In this tutorial, we’ll show, with examples that you can copy paste right into your shell, how you can use sed to automate mind-numbing tasks. Automating mind-numbing tasks is not only good for your emotional health, it’ll make you more accurate and productive
macOS (BSD) disclaimer
If you’re using a mac, the -i flag requires a file extension (like .bak) which creates backup files that then have to be removed. If you’re using linux, everything will work as is.
The Examples
Backup a list of files
Example usage
ls | sed "s/.*/cp & &.bak/" | bash
Reusable script
#!/usr/bin/env bash
sed "s/.*/cp & &.bak/"
Explanation
This example is interesting because it uses sed to generate bash code which is executed by bash.

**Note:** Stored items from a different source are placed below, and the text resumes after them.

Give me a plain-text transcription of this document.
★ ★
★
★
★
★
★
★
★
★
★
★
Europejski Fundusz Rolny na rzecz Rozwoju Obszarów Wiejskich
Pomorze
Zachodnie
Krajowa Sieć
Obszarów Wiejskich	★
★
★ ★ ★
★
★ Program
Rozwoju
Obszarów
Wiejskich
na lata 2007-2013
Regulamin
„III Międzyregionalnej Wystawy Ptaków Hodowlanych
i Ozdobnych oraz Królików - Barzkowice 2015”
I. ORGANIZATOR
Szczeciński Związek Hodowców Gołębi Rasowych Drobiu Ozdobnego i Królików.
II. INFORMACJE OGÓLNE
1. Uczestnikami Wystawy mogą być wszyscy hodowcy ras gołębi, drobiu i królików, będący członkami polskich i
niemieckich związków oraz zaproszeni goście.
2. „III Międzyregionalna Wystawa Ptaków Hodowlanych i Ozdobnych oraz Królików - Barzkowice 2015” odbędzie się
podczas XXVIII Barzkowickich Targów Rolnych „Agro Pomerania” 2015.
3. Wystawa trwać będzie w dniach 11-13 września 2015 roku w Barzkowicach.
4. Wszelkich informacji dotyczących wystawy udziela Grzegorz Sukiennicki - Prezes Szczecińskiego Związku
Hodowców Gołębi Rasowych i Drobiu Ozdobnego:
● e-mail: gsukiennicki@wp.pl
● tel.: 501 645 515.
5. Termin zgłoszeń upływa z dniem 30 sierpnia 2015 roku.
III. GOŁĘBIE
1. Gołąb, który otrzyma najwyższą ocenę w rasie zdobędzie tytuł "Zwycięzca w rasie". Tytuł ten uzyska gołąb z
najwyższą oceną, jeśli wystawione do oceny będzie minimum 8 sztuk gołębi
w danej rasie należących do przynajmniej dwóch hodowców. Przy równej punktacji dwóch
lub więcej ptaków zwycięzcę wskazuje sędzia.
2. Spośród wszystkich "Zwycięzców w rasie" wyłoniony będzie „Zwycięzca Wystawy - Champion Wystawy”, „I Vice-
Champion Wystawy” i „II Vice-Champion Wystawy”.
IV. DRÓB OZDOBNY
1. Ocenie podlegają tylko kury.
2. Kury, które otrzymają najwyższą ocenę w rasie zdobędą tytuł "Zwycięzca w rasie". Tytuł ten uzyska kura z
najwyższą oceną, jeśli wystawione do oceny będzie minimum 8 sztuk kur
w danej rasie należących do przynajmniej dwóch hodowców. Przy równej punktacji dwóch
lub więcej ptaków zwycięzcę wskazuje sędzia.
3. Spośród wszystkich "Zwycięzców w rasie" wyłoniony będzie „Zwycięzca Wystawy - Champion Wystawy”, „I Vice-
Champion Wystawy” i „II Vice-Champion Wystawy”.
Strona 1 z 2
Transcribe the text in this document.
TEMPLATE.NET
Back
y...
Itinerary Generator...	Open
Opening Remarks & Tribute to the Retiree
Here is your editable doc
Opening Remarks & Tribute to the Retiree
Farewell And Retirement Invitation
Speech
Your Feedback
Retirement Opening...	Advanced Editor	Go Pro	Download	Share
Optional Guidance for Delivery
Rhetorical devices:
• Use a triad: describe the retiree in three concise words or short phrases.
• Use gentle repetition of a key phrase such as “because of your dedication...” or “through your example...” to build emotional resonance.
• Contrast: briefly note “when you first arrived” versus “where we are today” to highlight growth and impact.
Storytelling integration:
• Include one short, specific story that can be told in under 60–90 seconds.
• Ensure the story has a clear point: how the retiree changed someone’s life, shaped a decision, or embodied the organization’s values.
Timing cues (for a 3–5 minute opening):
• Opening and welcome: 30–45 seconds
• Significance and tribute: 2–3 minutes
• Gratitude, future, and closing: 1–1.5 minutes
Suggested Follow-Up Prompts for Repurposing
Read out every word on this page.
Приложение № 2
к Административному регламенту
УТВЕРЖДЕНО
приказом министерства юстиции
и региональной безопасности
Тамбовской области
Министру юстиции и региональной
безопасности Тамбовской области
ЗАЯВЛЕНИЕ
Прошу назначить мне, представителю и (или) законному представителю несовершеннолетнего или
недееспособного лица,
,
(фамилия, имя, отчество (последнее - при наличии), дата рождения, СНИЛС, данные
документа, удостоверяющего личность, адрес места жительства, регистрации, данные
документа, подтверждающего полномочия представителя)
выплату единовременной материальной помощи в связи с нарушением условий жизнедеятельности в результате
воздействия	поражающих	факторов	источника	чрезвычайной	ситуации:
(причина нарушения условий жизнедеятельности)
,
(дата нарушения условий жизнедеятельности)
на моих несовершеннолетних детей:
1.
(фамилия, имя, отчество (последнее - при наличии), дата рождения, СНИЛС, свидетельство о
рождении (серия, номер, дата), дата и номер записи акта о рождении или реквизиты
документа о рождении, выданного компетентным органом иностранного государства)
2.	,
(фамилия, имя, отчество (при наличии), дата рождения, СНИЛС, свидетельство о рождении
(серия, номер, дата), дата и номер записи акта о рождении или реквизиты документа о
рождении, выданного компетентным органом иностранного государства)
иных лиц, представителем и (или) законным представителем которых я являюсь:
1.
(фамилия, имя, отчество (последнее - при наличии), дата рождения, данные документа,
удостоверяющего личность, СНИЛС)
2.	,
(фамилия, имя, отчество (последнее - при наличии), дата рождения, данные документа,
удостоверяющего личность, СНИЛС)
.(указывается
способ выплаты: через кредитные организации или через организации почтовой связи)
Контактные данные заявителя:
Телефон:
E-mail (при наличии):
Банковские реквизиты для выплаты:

Imagine the input is a single line containing the text "file.txt"
Then sed finds .* which means the entire input value "file.txt".
It then replaces it with "cp & &.bak".
& is a special value which means the entire found match, which is file.
So the answer is: "cp file.txt file.txt.bak"
If the input is:
1.txt
2.txt
3.txt
The output is
cp 1.txt 1.txt.bak
cp 2.txt 2.txt.bak
cp 3.txt 3.txt.bak
Which is a shell script that we can execute by piping into bash.
Why sed is better than bash loops
This could also be done with bash loops and the code is even a bit easier to read:
#!/usr/bin/env bash
for file in $(cat); do
cp ${file} ${file}.bak
end
So why use sed? Because sed outputs text. Notably if we remove "| bash" from our program, it outputs a very easy to read bash program.
A program that outputs text is incredibly powerful because text is easy to read/write by hand and it’s easy to read/write programs that read/write text. This sounds obvious, but is hugely important and we’ll discuss it in more depth next week.
find and replace for all files in a directory
Making a variable change in a dynamic programming language? Need to fix every file in the directory? You could use sublime and scroll through the list. Or…
Example Usage
sed -i "s/find/replace/g" *
Reusable Script
#!/usr/bin/env bash
FIND="$1"
REPLACE="$2"
sed -i "s/${FIND}/${REPLACE}/g" *
Explanation
By combining sed with shell file globbing, we can easily run sed to perform find and replace across all files in a directory. That’s a lot more fun than running this. For. Every. File.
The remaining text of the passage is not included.